I did have this thought, of changing the T a instance to:

instance (Bounded a, Enum a, ToText a) => C (T a) where
  f = flip cheapFunction expensiveFunction

And then hoping that f (i.e. the function of one argument) is computed once, which hopefully means that expensiveFunction is only computed once.

But I'm not sure how reliable this is. I'm guessing that probably won't work if the instance requested is polymorphic, but if the instance is monomorphic (i.e. T Int above) then I was hoping this would do the trick.

But f isn't an ordinary function, it's a instance function, and since f is defined in the class C as a function, not a stand alone value, perhaps it will be treated like a function and recompute each time.

Any thoughts? Is there a better approach I should be using here. I'd like to keep the nice deriving via syntax if possible.


Solution

  • I did some quick experiments. Your suggestion of using flip to move expensiveFunction outside the final application of f seems to work quite well.

    Here's what I used:

    module Main where
    
    import C
    import U
    
    main :: IO ()
    main = do
      putStrLn "f @(T Int)"
      let a = f (T @Int 1)
          b = f (T @Int 2)
          c = f (T @Int 3)
      a `seq` b `seq` c `seq` print [a, b, c]
    
      putStrLn "\n\nU"
      let x = f (U 4)
          y = f (U 5)
          z = f (U 6)
      x `seq` y `seq` z `seq` print [x, y, z]
    
      putStrLn "\n\ng @(T Int)"
      let g = f @(T Int)
          i = g (T 7)
          j = g (T 8)
          k = g (T 9)
      i `seq` j `seq` k `seq` print [i, j, k]
    
    
    module C
      ( C (..)
      , T (..)
      , ToText (..)
      , expensiveFunction
      , cheapFunction
      )
    where
    
    
    import Data.Map (Map)
    import Data.Text (Text)
    import Data.Text qualified as Text
    
    import Debug.Trace (trace)
    
    
    class ToText a where
      toText :: a -> Text
      default toText :: Show a => a -> Text
      toText = Text.pack . show
    
    
    instance ToText Int
    
    
    class C a where
      f :: a -> Text
    
    newtype T a = T a
    
    expensiveFunction :: (Bounded a, Enum a, ToText a, Ord a) => Map a Text
    expensiveFunction = trace "expensive" $ mempty
    
    cheapFunction :: (Bounded a, Enum a, ToText a) => T a -> Map a Text -> Text
    cheapFunction (T x) !_ = trace "cheap" $ toText x
    
    instance (Bounded a, Enum a, ToText a, Ord a) => C (T a) where
      f = flip cheapFunction expensiveFunction
    
    module U
      ( U (..)
      )
    where
    
    import C
    
    newtype U = U Int
      deriving C via (T Int)
    

    Without optimisations I get this:

    f @(T Int)
    expensive
    cheap
    expensive
    cheap
    expensive
    cheap
    ["1","2","3"]
    
    
    f @U
    expensive
    cheap
    cheap
    cheap
    ["4","5","6"]
    
    
    g
    expensive
    cheap
    cheap
    cheap
    ["7","8","9"]
    

    So as you thought, a polymorphic instance like the one for T re-evaluates expensiveFunction each time (because f is a function of the dictionaries for Bounded a, etc, and the evaluation of expensiveFunction occurs inside the application of f to the instance dictionaries even though it's outside the application of f to its final argument).

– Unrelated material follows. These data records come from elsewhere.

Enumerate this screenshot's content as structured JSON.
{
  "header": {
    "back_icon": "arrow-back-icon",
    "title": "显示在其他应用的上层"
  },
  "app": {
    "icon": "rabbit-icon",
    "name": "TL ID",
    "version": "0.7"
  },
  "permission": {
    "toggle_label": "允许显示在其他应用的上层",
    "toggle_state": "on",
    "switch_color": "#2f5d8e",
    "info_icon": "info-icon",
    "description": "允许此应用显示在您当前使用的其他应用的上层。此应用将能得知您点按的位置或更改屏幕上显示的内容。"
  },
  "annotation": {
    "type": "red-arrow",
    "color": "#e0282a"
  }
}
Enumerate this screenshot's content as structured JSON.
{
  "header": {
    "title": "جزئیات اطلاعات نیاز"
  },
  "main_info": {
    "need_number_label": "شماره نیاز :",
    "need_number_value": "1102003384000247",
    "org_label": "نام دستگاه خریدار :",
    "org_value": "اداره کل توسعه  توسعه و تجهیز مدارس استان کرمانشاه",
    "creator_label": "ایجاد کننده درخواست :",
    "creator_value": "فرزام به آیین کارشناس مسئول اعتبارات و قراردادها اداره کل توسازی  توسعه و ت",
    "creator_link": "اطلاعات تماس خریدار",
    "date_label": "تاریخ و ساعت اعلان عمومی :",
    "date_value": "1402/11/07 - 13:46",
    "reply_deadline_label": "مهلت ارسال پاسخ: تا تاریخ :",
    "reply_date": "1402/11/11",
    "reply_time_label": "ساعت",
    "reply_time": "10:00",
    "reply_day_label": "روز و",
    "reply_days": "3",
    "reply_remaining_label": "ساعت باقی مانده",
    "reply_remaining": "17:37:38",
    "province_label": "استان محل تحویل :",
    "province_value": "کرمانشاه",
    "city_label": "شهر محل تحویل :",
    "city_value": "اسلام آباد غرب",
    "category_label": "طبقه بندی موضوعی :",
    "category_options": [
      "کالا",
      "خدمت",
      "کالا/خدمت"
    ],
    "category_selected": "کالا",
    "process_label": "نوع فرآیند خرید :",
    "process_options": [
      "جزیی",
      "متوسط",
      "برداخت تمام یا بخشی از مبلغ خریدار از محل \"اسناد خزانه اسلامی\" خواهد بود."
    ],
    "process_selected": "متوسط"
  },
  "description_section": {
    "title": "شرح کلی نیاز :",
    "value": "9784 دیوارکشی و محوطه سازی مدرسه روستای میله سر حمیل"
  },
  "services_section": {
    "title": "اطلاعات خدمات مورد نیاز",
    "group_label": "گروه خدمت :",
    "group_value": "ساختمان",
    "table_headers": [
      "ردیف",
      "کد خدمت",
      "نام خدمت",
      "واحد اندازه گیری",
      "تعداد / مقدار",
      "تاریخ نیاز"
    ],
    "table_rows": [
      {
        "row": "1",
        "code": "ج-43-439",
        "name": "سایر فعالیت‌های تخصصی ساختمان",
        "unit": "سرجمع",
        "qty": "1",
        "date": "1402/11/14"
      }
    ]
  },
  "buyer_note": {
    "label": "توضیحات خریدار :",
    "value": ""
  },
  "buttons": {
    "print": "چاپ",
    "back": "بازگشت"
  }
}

    But the f for U is able to hold on to a single shared expensiveFunction, so it's only evaluated once even without any optimisations.

    And as shown with g, you can always define a monomorphic variant, which will then ensure that expensiveFunction is shared across all uses of the monomorphic variant.

    When compiling with optimisations I get this:

    f @(T Int)
    expensive
    cheap
    cheap
    cheap
    ["1","2","3"]
    
    
    f @U
    cheap
    cheap
    cheap
    ["4","5","6"]
    
    
    g
    cheap
    cheap
    cheap
    ["7","8","9"]
    

    The compiler has noticed that all of these are ultimately using expensiveFunction @Int, and shared it even across the instances for the different newtypes.

    With optimisations, I get this behaviour even without applying your flip optimisation.

    Personally, I would be willing to rely on the sharing of expensiveFunction across f @U calls (and g calls) in the unoptimised version. It conforms to what I would expect from a fairly naive mental model where sharing is determined by let-binding and scopes, so I consider it fairly unlikely that perturbations from changing the implementations or from future compiler versions would perform worse than this. So if sharing in monomorphic instances like C U and monomorphic wrappers like g is enough, then I'd just apply your flip optimisation and be content.

    I'd be a little less comfortable relying on the precise behaviour of the optimisations; they're probably affected by how much the compiler decides to inline, which can easily change in future compiler versions or as I make changes to the code. So if sharing across all the instances (and even for polymorphic instances like C (T a)) is critical, then I'd want to think about writing less "nice" code that makes the sharing more explicit. But if this extra sharing is simply a nice performance boost that is not mission-critical, then no need to worry too much.